Lambert v. Haskins

Annotate this Case

263 P.2d 433 (1953)

128 Colo. 433

LAMBERT v. HASKINS.

No. 17096.

Supreme Court of Colorado, En Banc.

November 9, 1953.

Lennartz & Walrod, Holyoke, for plaintiff in error.

Maurice W. Konkel, Sterling, for defendant in error.

STONE, Chief Justice.

Defendant Lambert, by written listing card, employed plaintiff Haskins as sole and exclusive agent to sell or exchange his farm at an agreed price and on an agreed commission, "This agreement to run 2 months from date and thereafter until 30 days written notice is given of withdrawal from market." Plaintiff contacted some prospective purchasers but had failed to produce one ready, willing and able to purchase when, approximately a month after date of the listing, defendant himself made sale of the premises at a lower price independent of an agent. Subsequently, plaintiff brought the action here reviewed, praying for the commission provided for on the listing card. Upon issue joined, the case was tried and judgment rendered finding the issues in favor of plaintiff and giving judgment for the full amount of the commission.
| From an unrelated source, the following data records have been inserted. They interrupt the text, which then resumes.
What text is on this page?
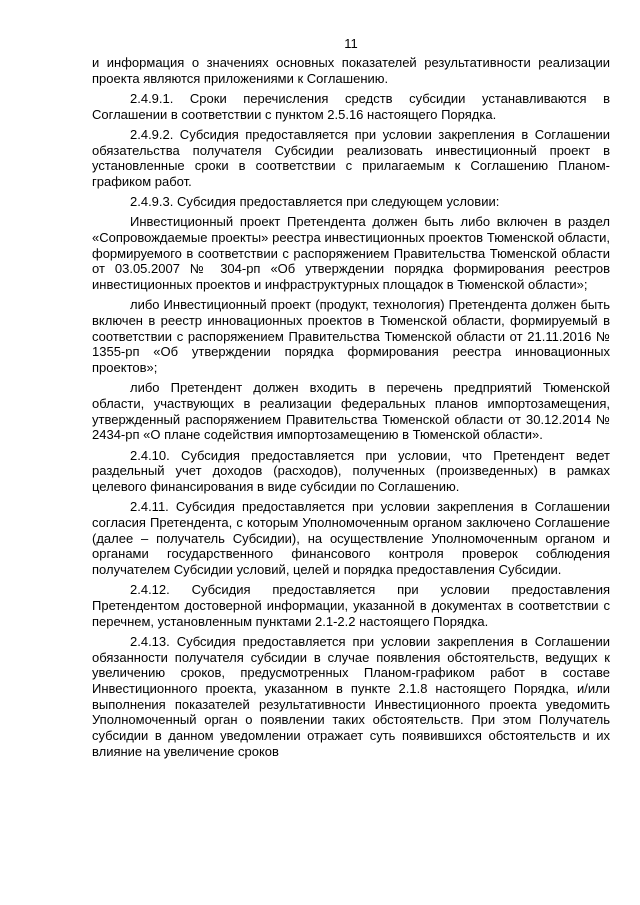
11

и информация о значениях основных показателей результативности реализации проекта являются приложениями к Соглашению.

2.4.9.1. Сроки перечисления средств субсидии устанавливаются в Соглашении в соответствии с пунктом 2.5.16 настоящего Порядка.

2.4.9.2. Субсидия предоставляется при условии закрепления в Соглашении обязательства получателя Субсидии реализовать инвестиционный проект в установленные сроки в соответствии с прилагаемым к Соглашению Планом-графиком работ.

2.4.9.3. Субсидия предоставляется при следующем условии:

Инвестиционный проект Претендента должен быть либо включен в раздел «Сопровождаемые проекты» реестра инвестиционных проектов Тюменской области, формируемого в соответствии с распоряжением Правительства Тюменской области от 03.05.2007 № 304-рп «Об утверждении порядка формирования реестров инвестиционных проектов и инфраструктурных площадок в Тюменской области»;

либо Инвестиционный проект (продукт, технология) Претендента должен быть включен в реестр инновационных проектов в Тюменской области, формируемый в соответствии с распоряжением Правительства Тюменской области от 21.11.2016 № 1355-рп «Об утверждении порядка формирования реестра инновационных проектов»;

либо Претендент должен входить в перечень предприятий Тюменской области, участвующих в реализации федеральных планов импортозамещения, утвержденный распоряжением Правительства Тюменской области от 30.12.2014 № 2434-рп «О плане содействия импортозамещению в Тюменской области».

2.4.10. Субсидия предоставляется при условии, что Претендент ведет раздельный учет доходов (расходов), полученных (произведенных) в рамках целевого финансирования в виде субсидии по Соглашению.

2.4.11. Субсидия предоставляется при условии закрепления в Соглашении согласия Претендента, с которым Уполномоченным органом заключено Соглашение (далее – получатель Субсидии), на осуществление Уполномоченным органом и органами государственного финансового контроля проверок соблюдения получателем Субсидии условий, целей и порядка предоставления Субсидии.

2.4.12. Субсидия предоставляется при условии предоставления Претендентом достоверной информации, указанной в документах в соответствии с перечнем, установленным пунктами 2.1-2.2 настоящего Порядка.

2.4.13. Субсидия предоставляется при условии закрепления в Соглашении обязанности получателя субсидии в случае появления обстоятельств, ведущих к увеличению сроков, предусмотренных Планом-графиком работ в составе Инвестиционного проекта, указанном в пункте 2.1.8 настоящего Порядка, и/или выполнения показателей результативности Инвестиционного проекта уведомить Уполномоченный орган о появлении таких обстоятельств. При этом Получатель субсидии в данном уведомлении отражает суть появившихся обстоятельств и их влияние на увеличение сроков
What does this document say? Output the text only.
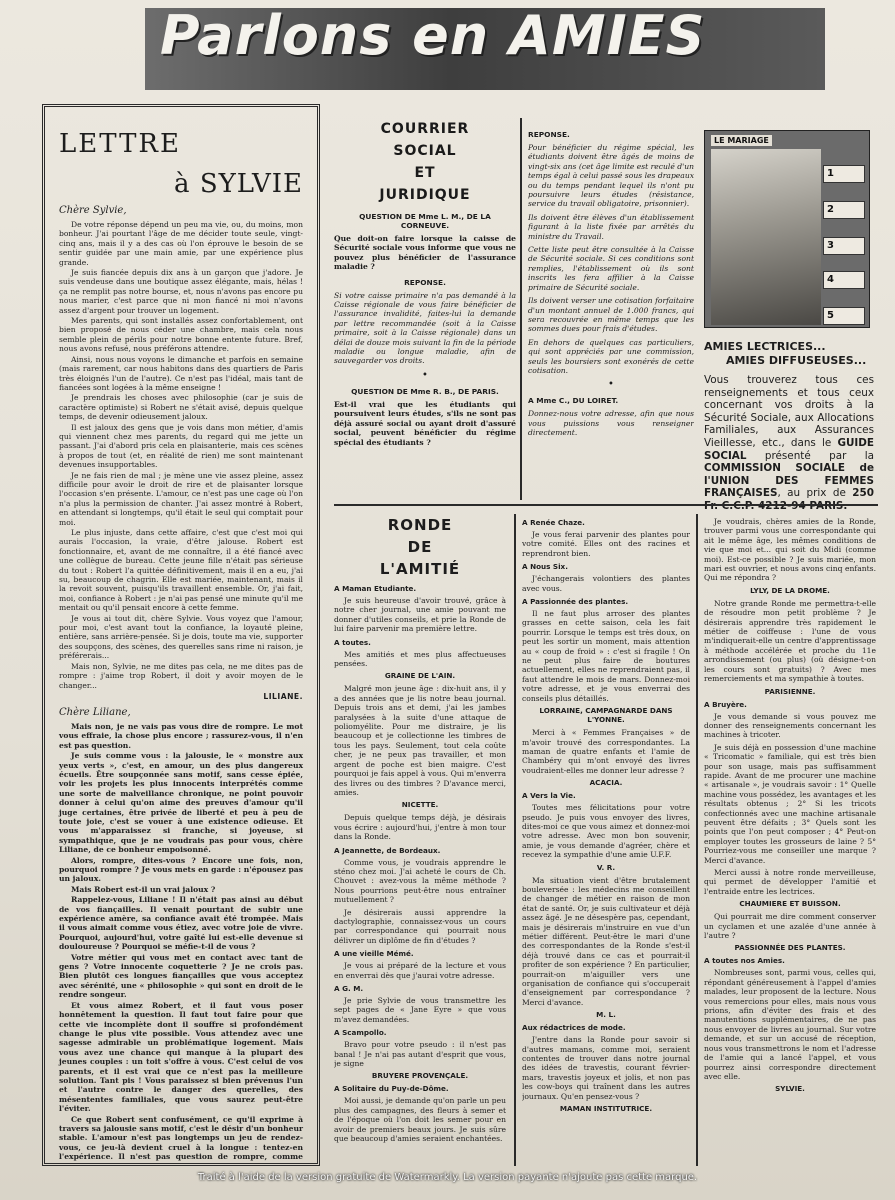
Parlons en AMIES
LETTRE
à SYLVIE
Chère Sylvie,

De votre réponse dépend un peu ma vie, ou, du moins, mon bonheur. J'ai pourtant l'âge de me décider toute seule, vingt-cinq ans, mais il y a des cas où l'on éprouve le besoin de se sentir guidée par une main amie, par une expérience plus grande.

Je suis fiancée depuis dix ans à un garçon que j'adore. Je suis vendeuse dans une boutique assez élégante, mais, hélas ! ça ne remplit pas notre bourse, et, nous n'avons pas encore pu nous marier, c'est parce que ni mon fiancé ni moi n'avons assez d'argent pour trouver un logement.

Mes parents, qui sont installés assez confortablement, ont bien proposé de nous céder une chambre, mais cela nous semble plein de périls pour notre bonne entente future. Bref, nous avons refusé, nous préférons attendre.

Ainsi, nous nous voyons le dimanche et parfois en semaine (mais rarement, car nous habitons dans des quartiers de Paris très éloignés l'un de l'autre). Ce n'est pas l'idéal, mais tant de fiancées sont logées à la même enseigne !

Je prendrais les choses avec philosophie (car je suis de caractère optimiste) si Robert ne s'était avisé, depuis quelque temps, de devenir odieusement jaloux.

Il est jaloux des gens que je vois dans mon métier, d'amis qui viennent chez mes parents, du regard qui me jette un passant. J'ai d'abord pris cela en plaisanterie, mais ces scènes à propos de tout (et, en réalité de rien) me sont maintenant devenues insupportables.

Je ne fais rien de mal ; je mène une vie assez pleine, assez difficile pour avoir le droit de rire et de plaisanter lorsque l'occasion s'en présente. L'amour, ce n'est pas une cage où l'on n'a plus la permission de chanter. J'ai assez montré à Robert, en attendant si longtemps, qu'il était le seul qui comptait pour moi.

Le plus injuste, dans cette affaire, c'est que c'est moi qui aurais l'occasion, la vraie, d'être jalouse. Robert est fonctionnaire, et, avant de me connaître, il a été fiancé avec une collègue de bureau. Cette jeune fille n'était pas sérieuse du tout : Robert l'a quittée définitivement, mais il en a eu, j'ai su, beaucoup de chagrin. Elle est mariée, maintenant, mais il la revoit souvent, puisqu'ils travaillent ensemble. Or, j'ai fait, moi, confiance à Robert : je n'ai pas pensé une minute qu'il me mentait ou qu'il pensait encore à cette femme.

Je vous ai tout dit, chère Sylvie. Vous voyez que l'amour, pour moi, c'est avant tout la confiance, la loyauté pleine, entière, sans arrière-pensée. Si je dois, toute ma vie, supporter des soupçons, des scènes, des querelles sans rime ni raison, je préférerais...

Mais non, Sylvie, ne me dites pas cela, ne me dites pas de rompre : j'aime trop Robert, il doit y avoir moyen de le changer...

LILIANE.
Chère Liliane,

Mais non, je ne vais pas vous dire de rompre. Le mot vous effraie, la chose plus encore ; rassurez-vous, il n'en est pas question.

Je suis comme vous : la jalousie, le « monstre aux yeux verts », c'est, en amour, un des plus dangereux écueils. Être soupçonnée sans motif, sans cesse épiée, voir les projets les plus innocents interprétés comme une sorte de malveillance chronique, ne point pouvoir donner à celui qu'on aime des preuves d'amour qu'il juge certaines, être privée de liberté et peu à peu de toute joie, c'est se vouer à une existence odieuse. Et vous m'apparaissez si franche, si joyeuse, si sympathique, que je ne voudrais pas pour vous, chère Liliane, de ce bonheur empoisonné.

Alors, rompre, dites-vous ? Encore une fois, non, pourquoi rompre ? Je vous mets en garde : n'épousez pas un jaloux.

Mais Robert est-il un vrai jaloux ?

Rappelez-vous, Liliane ! Il n'était pas ainsi au début de vos fiançailles. Il venait pourtant de subir une expérience amère, sa confiance avait été trompée. Mais il vous aimait comme vous étiez, avec votre joie de vivre. Pourquoi, aujourd'hui, votre gaîté lui est-elle devenue si douloureuse ? Pourquoi se méfie-t-il de vous ?

Votre métier qui vous met en contact avec tant de gens ? Votre innocente coquetterie ? Je ne crois pas. Bien plutôt ces longues fiançailles que vous acceptez avec sérénité, une « philosophie » qui sont en droit de le rendre songeur.

Et vous aimez Robert, et il faut vous poser honnêtement la question. Il faut tout faire pour que cette vie incomplète dont il souffre si profondément change le plus vite possible. Vous attendez avec une sagesse admirable un problématique logement. Mais vous avez une chance qui manque à la plupart des jeunes couples : un toit s'offre à vous. C'est celui de vos parents, et il est vrai que ce n'est pas la meilleure solution. Tant pis ! Vous paraissez si bien prévenus l'un et l'autre contre le danger des querelles, des mésententes familiales, que vous saurez peut-être l'éviter.

Ce que Robert sent confusément, ce qu'il exprime à travers sa jalousie sans motif, c'est le désir d'un bonheur stable. L'amour n'est pas longtemps un jeu de rendez-vous, ce jeu-là devient cruel à la longue : tentez-en l'expérience. Il n'est pas question de rompre, comme

COURRIER
SOCIAL
ET
JURIDIQUE
QUESTION DE Mme L. M., DE LA CORNEUVE.
Que doit-on faire lorsque la caisse de Sécurité sociale vous informe que vous ne pouvez plus bénéficier de l'assurance maladie ?
REPONSE.
Si votre caisse primaire n'a pas demandé à la Caisse régionale de vous faire bénéficier de l'assurance invalidité, faites-lui la demande par lettre recommandée (soit à la Caisse primaire, soit à la Caisse régionale) dans un délai de douze mois suivant la fin de la période maladie ou longue maladie, afin de sauvegarder vos droits.
•
QUESTION DE Mme R. B., DE PARIS.
Est-il vrai que les étudiants qui poursuivent leurs études, s'ils ne sont pas déjà assuré social ou ayant droit d'assuré social, peuvent bénéficier du régime spécial des étudiants ?
REPONSE.
Pour bénéficier du régime spécial, les étudiants doivent être âgés de moins de vingt-six ans (cet âge limite est reculé d'un temps égal à celui passé sous les drapeaux ou du temps pendant lequel ils n'ont pu poursuivre leurs études (résistance, service du travail obligatoire, prisonnier).
Ils doivent être élèves d'un établissement figurant à la liste fixée par arrêtés du ministre du Travail.
Cette liste peut être consultée à la Caisse de Sécurité sociale. Si ces conditions sont remplies, l'établissement où ils sont inscrits les fera affilier à la Caisse primaire de Sécurité sociale.
Ils doivent verser une cotisation forfaitaire d'un montant annuel de 1.000 francs, qui sera recouvrée en même temps que les sommes dues pour frais d'études.
En dehors de quelques cas particuliers, qui sont appréciés par une commission, seuls les boursiers sont exonérés de cette cotisation.
•
A Mme C., DU LOIRET.
Donnez-nous votre adresse, afin que nous vous puissions vous renseigner directement.
LE MARIAGE
1
2
3
4
5
AMIES LECTRICES...
AMIES DIFFUSEUSES...
Vous trouverez tous ces renseignements et tous ceux concernant vos droits à la Sécurité Sociale, aux Allocations Familiales, aux Assurances Vieillesse, etc., dans le GUIDE SOCIAL présenté par la COMMISSION SOCIALE de l'UNION DES FEMMES FRANÇAISES, au prix de 250
RONDE
DE
L'AMITIÉ
A Maman Etudiante.
Je suis heureuse d'avoir trouvé, grâce à notre cher journal, une amie pouvant me donner d'utiles conseils, et prie la Ronde de lui faire parvenir ma première lettre.
A toutes.
Mes amitiés et mes plus affectueuses pensées.
GRAINE DE L'AIN.
Malgré mon jeune âge : dix-huit ans, il y a des années que je lis notre beau journal. Depuis trois ans et demi, j'ai les jambes paralysées à la suite d'une attaque de poliomyélite. Pour me distraire, je lis beaucoup et je collectionne les timbres de tous les pays. Seulement, tout cela coûte cher, je ne peux pas travailler, et mon argent de poche est bien maigre. C'est pourquoi je fais appel à vous. Qui m'enverra des livres ou des timbres ? D'avance merci, amies.
NICETTE.
Depuis quelque temps déjà, je désirais vous écrire : aujourd'hui, j'entre à mon tour dans la Ronde.
A Jeannette, de Bordeaux.
Comme vous, je voudrais apprendre le sténo chez moi. J'ai acheté le cours de Ch. Chouvet : avez-vous la même méthode ? Nous pourrions peut-être nous entraîner mutuellement ?
Je désirerais aussi apprendre la dactylographie, connaissez-vous un cours par correspondance qui pourrait nous délivrer un diplôme de fin d'études ?
A une vieille Mémé.
Je vous ai préparé de la lecture et vous en enverrai dès que j'aurai votre adresse.
A G. M.
Je prie Sylvie de vous transmettre les sept pages de « Jane Eyre » que vous m'avez demandées.
A Scampollo.
Bravo pour votre pseudo : il n'est pas banal ! Je n'ai pas autant d'esprit que vous, je signe
BRUYERE PROVENÇALE.
A Solitaire du Puy-de-Dôme.
Moi aussi, je demande qu'on parle un peu plus des campagnes, des fleurs à semer et de l'époque où l'on doit les semer pour en avoir de premiers beaux jours. Je suis sûre que beaucoup d'amies seraient enchantées.
A Renée Chaze.
Je vous ferai parvenir des plantes pour votre comité. Elles ont des racines et reprendront bien.
A Nous Six.
J'échangerais volontiers des plantes avec vous.
A Passionnée des plantes.
Il ne faut plus arroser des plantes grasses en cette saison, cela les fait pourrir. Lorsque le temps est très doux, on peut les sortir un moment, mais attention au « coup de froid » : c'est si fragile ! On ne peut plus faire de boutures actuellement, elles ne reprendraient pas, il faut attendre le mois de mars. Donnez-moi votre adresse, et je vous enverrai des conseils plus détaillés.
LORRAINE, CAMPAGNARDE DANS L'YONNE.
Merci à « Femmes Françaises » de m'avoir trouvé des correspondantes. La maman de quatre enfants et l'amie de Chambéry qui m'ont envoyé des livres voudraient-elles me donner leur adresse ?
ACACIA.
A Vers la Vie.
Toutes mes félicitations pour votre pseudo. Je puis vous envoyer des livres, dites-moi ce que vous aimez et donnez-moi votre adresse. Avec mon bon souvenir, amie, je vous demande d'agréer, chère et recevez la sympathie d'une amie U.F.F.
V. R.
Ma situation vient d'être brutalement bouleversée : les médecins me conseillent de changer de métier en raison de mon état de santé. Or, je suis cultivateur et déjà assez âgé. Je ne désespère pas, cependant, mais je désirerais m'instruire en vue d'un métier différent. Peut-être le mari d'une des correspondantes de la Ronde s'est-il déjà trouvé dans ce cas et pourrait-il profiter de son expérience ? En particulier, pourrait-on m'aiguiller vers une organisation de confiance qui s'occuperait d'enseignement par correspondance ? Merci d'avance.
M. L.
Aux rédactrices de mode.
J'entre dans la Ronde pour savoir si d'autres mamans, comme moi, seraient contentes de trouver dans notre journal des idées de travestis, courant février-mars, travestis joyeux et jolis, et non pas les cow-boys qui traînent dans les autres journaux. Qu'en pensez-vous ?
MAMAN INSTITUTRICE.
Je voudrais, chères amies de la Ronde, trouver parmi vous une correspondante qui ait le même âge, les mêmes conditions de vie que moi et... qui soit du Midi (comme moi). Est-ce possible ? Je suis mariée, mon mari est ouvrier, et nous avons cinq enfants. Qui me répondra ?
LYLY, DE LA DROME.
Notre grande Ronde me permettra-t-elle de résoudre mon petit problème ? Je désirerais apprendre très rapidement le métier de coiffeuse : l'une de vous m'indiquerait-elle un centre d'apprentissage à méthode accélérée et proche du 11e arrondissement (ou plus) (où désigne-t-on les cours sont gratuits) ? Avec mes remerciements et ma sympathie à toutes.
PARISIENNE.
A Bruyère.
Je vous demande si vous pouvez me donner des renseignements concernant les machines à tricoter.
Je suis déjà en possession d'une machine « Tricomatic » familiale, qui est très bien pour son usage, mais pas suffisamment rapide. Avant de me procurer une machine « artisanale », je voudrais savoir : 1° Quelle machine vous possédez, les avantages et les résultats obtenus ; 2° Si les tricots confectionnés avec une machine artisanale peuvent être défaits ; 3° Quels sont les points que l'on peut composer ; 4° Peut-on employer toutes les grosseurs de laine ? 5° Pourriez-vous me conseiller une marque ? Merci d'avance.
Merci aussi à notre ronde merveilleuse, qui permet de développer l'amitié et l'entraide entre les lectrices.
CHAUMIERE ET BUISSON.
Qui pourrait me dire comment conserver un cyclamen et une azalée d'une année à l'autre ?
PASSIONNÉE DES PLANTES.
A toutes nos Amies.
Nombreuses sont, parmi vous, celles qui, répondant généreusement à l'appel d'amies malades, leur proposent de la lecture. Nous vous remercions pour elles, mais nous vous prions, afin d'éviter des frais et des manutentions supplémentaires, de ne pas nous envoyer de livres au journal. Sur votre demande, et sur un accusé de réception, nous vous transmettrons le nom et l'adresse de l'amie qui a lancé l'appel, et vous pourrez ainsi correspondre directement avec elle.
SYLVIE.
Traité à l'aide de la version gratuite de Watermarkly. La version payante n'ajoute pas cette marque.
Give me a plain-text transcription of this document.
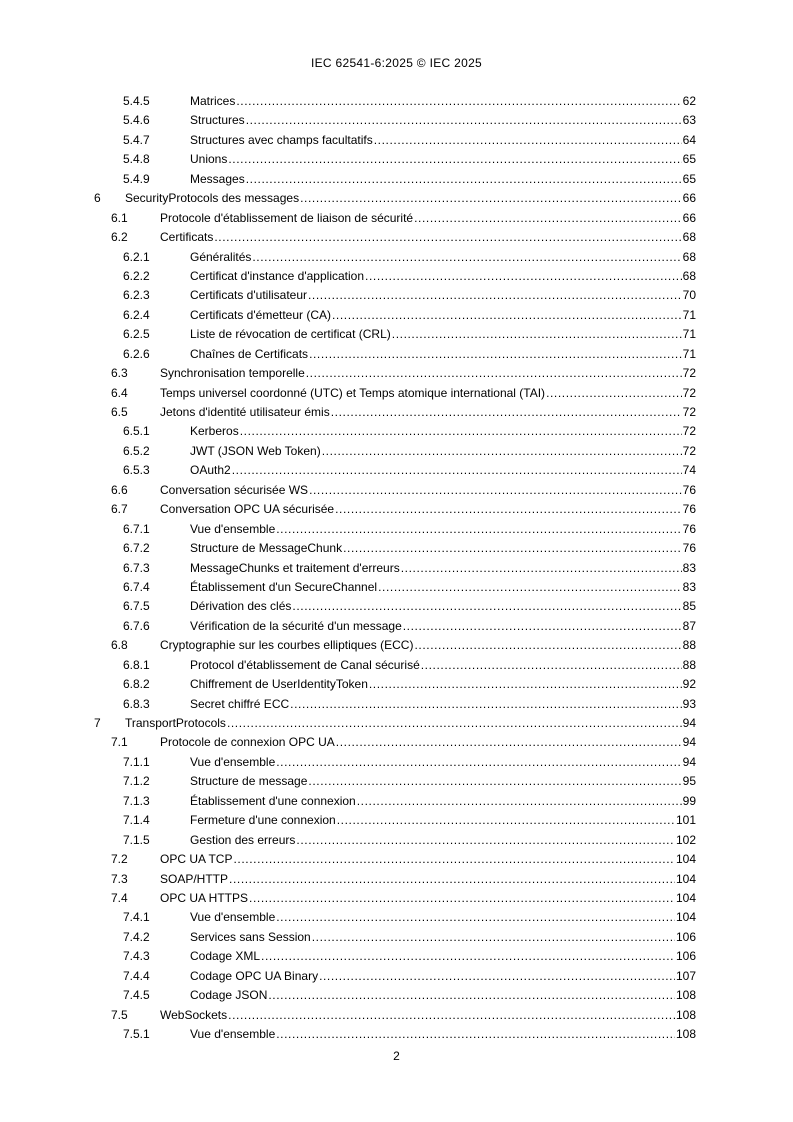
IEC 62541-6:2025 © IEC 2025
5.4.5	Matrices .....	62
5.4.6	Structures .....	63
5.4.7	Structures avec champs facultatifs .....	64
5.4.8	Unions .....	65
5.4.9	Messages .....	65
6 SecurityProtocols des messages .....	66
6.1	Protocole d'établissement de liaison de sécurité .....	66
6.2	Certificats .....	68
6.2.1	Généralités .....	68
6.2.2	Certificat d'instance d'application .....	68
6.2.3	Certificats d'utilisateur .....	70
6.2.4	Certificats d'émetteur (CA) .....	71
6.2.5	Liste de révocation de certificat (CRL) .....	71
6.2.6	Chaînes de Certificats .....	71
6.3	Synchronisation temporelle .....	72
6.4	Temps universel coordonné (UTC) et Temps atomique international (TAI) .....	72
6.5	Jetons d'identité utilisateur émis .....	72
6.5.1	Kerberos .....	72
6.5.2	JWT (JSON Web Token) .....	72
6.5.3	OAuth2 .....	74
6.6	Conversation sécurisée WS .....	76
6.7	Conversation OPC UA sécurisée .....	76
6.7.1	Vue d'ensemble .....	76
6.7.2	Structure de MessageChunk .....	76
6.7.3	MessageChunks et traitement d'erreurs .....	83
6.7.4	Établissement d'un SecureChannel .....	83
6.7.5	Dérivation des clés .....	85
6.7.6	Vérification de la sécurité d'un message .....	87
6.8	Cryptographie sur les courbes elliptiques (ECC) .....	88
6.8.1	Protocol d'établissement de Canal sécurisé .....	88
6.8.2	Chiffrement de UserIdentityToken .....	92
6.8.3	Secret chiffré ECC .....	93
7 TransportProtocols .....	94
7.1	Protocole de connexion OPC UA .....	94
7.1.1	Vue d'ensemble .....	94
7.1.2	Structure de message .....	95
7.1.3	Établissement d'une connexion .....	99
7.1.4	Fermeture d'une connexion .....	101
7.1.5	Gestion des erreurs .....	102
7.2	OPC UA TCP .....	104
7.3	SOAP/HTTP .....	104
7.4	OPC UA HTTPS .....	104
7.4.1	Vue d'ensemble .....	104
7.4.2	Services sans Session .....	106
7.4.3	Codage XML .....	106
7.4.4	Codage OPC UA Binary .....	107
7.4.5	Codage JSON .....	108
7.5	WebSockets .....	108
7.5.1	Vue d'ensemble .....	108
2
There is little dispute as to the essential facts and, as the trial court said, "The sole question to determine here is whether or not the owner of land, after he has given an exclusive agency to sell his property for a specified period of time, can, during that period of time, himself sell the property without being liable to the agent for a breach of contract or for a commission." That is the one question properly submitted to us and, as noted by the trial judge, it appears to be a question of first impression in Colorado.

Counsel for defendant in his brief has made statements of purported facts not contained in the record and has argued an *434 issue not presented to the trial court. It should be unnecessary to say that this was improper and neither such statements nor such arguments may be considered by us.

We think the court erred in giving plaintiff judgment for the commission provided for in the listing of the farm. Under the terms of the listing he was entitled to the commission only in case of his procuring a purchaser at the agreed price. This he did not do and there is no assurance that he would or could have earned his commission even had the owner not sold the place without his aid. Isern v. Gordon, 127 Kan. 296, 273 P. 435, 64 A.L.R. 391. Accordingly, his claim against defendant cannot be for his commission, which he has not earned. If the action be considered as one for damages, eliminating issues which might have been but were not herein raised, there still remains for answer the question posed by the trial court, to wit: Did the action of defendant in selling his property direct, without the services of any agent, constitute a violation of his agency agreement ?

While authorities are far from unanimous and sometimes confusing, we think the weight of authority is that a sale by the owner, as in the case before us, does not violate the contract of exclusive agency. As said in the opinion in the very similar case of Ingold v. Symonds, 125 Iowa 82, 99 N.W. 713, 714, "The right of an owner to sell his own property is an implied condition of every contract of agency, and, unless expressly negatived, will prevail. The commission is payable only in case of the agent's finding a purchaser, and the agent takes his chances on the owner himself making a sale. The only effect of such a contract as the one now before us is to forbid the owner from placing the property in the hands of any other agent. Under such a contract as this the owner has the right to sell the property himself without in any way violating his obligation to his agent. This view is sustained by the unbroken voice of authority. Dole v. Sherwood, 41 Minn. 535, 43 N.W. 569, 5 L.R.A. 720, 16 Am.St.Rep. 731; Golden Gate [Packing] Co. v. Farmers' Union Co., 55 Cal. 606."

The rule so declared has been followed both in Iowa in McPike v. Siver, 168 Iowa 149, 150 N.W. 52, and Hedges Co. v. Shanahan, 195 Iowa 1302, 190 N.W. 957, and in other jurisdictions in many cases, including Harry H. Rosin Co. v. Eksterowicz, 6 Terry 314, 45 Del. 314, 73 A.2d 648; Roberts v. Harrington, 168 Wis. 217, 169 N.W. 603, 10 A.L.R. 810; Snook v. Page, 29 Cal. App. 246, 155 P. 107; Faith v. Meisetschlager, 45 Cal. App. 7, 187 P. 61; Strout Western Realty Agency, Inc., v. Gregoire, 101 Cal. App. 2d 512, 225 P.2d 585; Flinders v. Hunter, 60 Utah 314, 208 P. 526, 28 A.L.R. 886; Bomar v. Munn, Tex.Civ.App., 158 S.W. 1186; Sunnyside Land & Inv. Co. v. Bernier, 119 Wash. 386, 205 P. 1041, 20 A.L.R. 1261. See also, 64 A.L.R. at page 396.

Judgment reversed and cause remanded with instructions to enter judgment of dismissal.